Eisen (Fe, lat. ferrum, engl.: iron) ist das chemische Element mit der Ordnungszahl 26. Im Periodensystem der Elemente steht es in der 4. Periode in der 8. Nebengruppe. Neben Nickel ist Eisen vermutlich der Hauptbestandteil des Erdkerns. Mit einem Anteil von etwa fünf Prozent ist Eisen aber auch eines der häufigsten Elemente der Erdkruste.

In der Rangfolge der Häufigkeit im Universum steht Eisen an zehnter Stelle. Da bei der Fusion zu schwereren Elementen keine Energie mehr frei wird, sondern sogar Energie verbraucht wird, endet die Fusion in Sternen beim Eisen. Schwerere Elemente als Eisen entstehen nur in Supernova-Explosionen.

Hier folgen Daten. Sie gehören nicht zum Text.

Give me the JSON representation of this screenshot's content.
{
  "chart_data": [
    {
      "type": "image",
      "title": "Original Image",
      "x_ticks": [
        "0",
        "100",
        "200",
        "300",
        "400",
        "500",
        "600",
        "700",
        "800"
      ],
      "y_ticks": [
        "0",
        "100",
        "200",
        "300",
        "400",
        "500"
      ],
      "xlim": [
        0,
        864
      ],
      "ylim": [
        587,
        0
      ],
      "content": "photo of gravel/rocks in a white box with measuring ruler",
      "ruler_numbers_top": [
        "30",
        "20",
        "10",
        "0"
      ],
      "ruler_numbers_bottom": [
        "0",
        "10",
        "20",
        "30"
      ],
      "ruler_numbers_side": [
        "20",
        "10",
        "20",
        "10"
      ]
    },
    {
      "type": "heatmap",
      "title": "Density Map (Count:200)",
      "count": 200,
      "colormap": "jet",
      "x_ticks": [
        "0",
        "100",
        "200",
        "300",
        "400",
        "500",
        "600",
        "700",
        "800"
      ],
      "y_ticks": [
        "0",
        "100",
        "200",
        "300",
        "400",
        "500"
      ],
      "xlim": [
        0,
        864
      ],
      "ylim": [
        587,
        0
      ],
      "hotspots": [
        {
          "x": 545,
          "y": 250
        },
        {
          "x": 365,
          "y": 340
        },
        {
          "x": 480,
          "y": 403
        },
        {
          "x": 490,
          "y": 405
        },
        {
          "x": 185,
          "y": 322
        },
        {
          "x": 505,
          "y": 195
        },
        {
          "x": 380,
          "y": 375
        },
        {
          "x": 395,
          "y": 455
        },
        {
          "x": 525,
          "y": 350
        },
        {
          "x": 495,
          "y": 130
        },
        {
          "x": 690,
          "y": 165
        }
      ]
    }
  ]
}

Die mechanischen Eigenschaften von Eisen sind durch Beimischungen anderer Metalle und Kohlenstoff weit variierbar. Seine Dichte liegt bei 7,85 g/cm3, es gehört somit zu den Schwermetallen. Es schmilzt bei 1539 °C.

Eisen rostet an feuchter Luft und wird von verdünnten Säuren angegriffen. Die Rostschicht auf Eisen schützt nicht wie z.B. beim Aluminium vor weiterer Korrosion. Eisen ist ein guter Strom- und Wärmeleiter.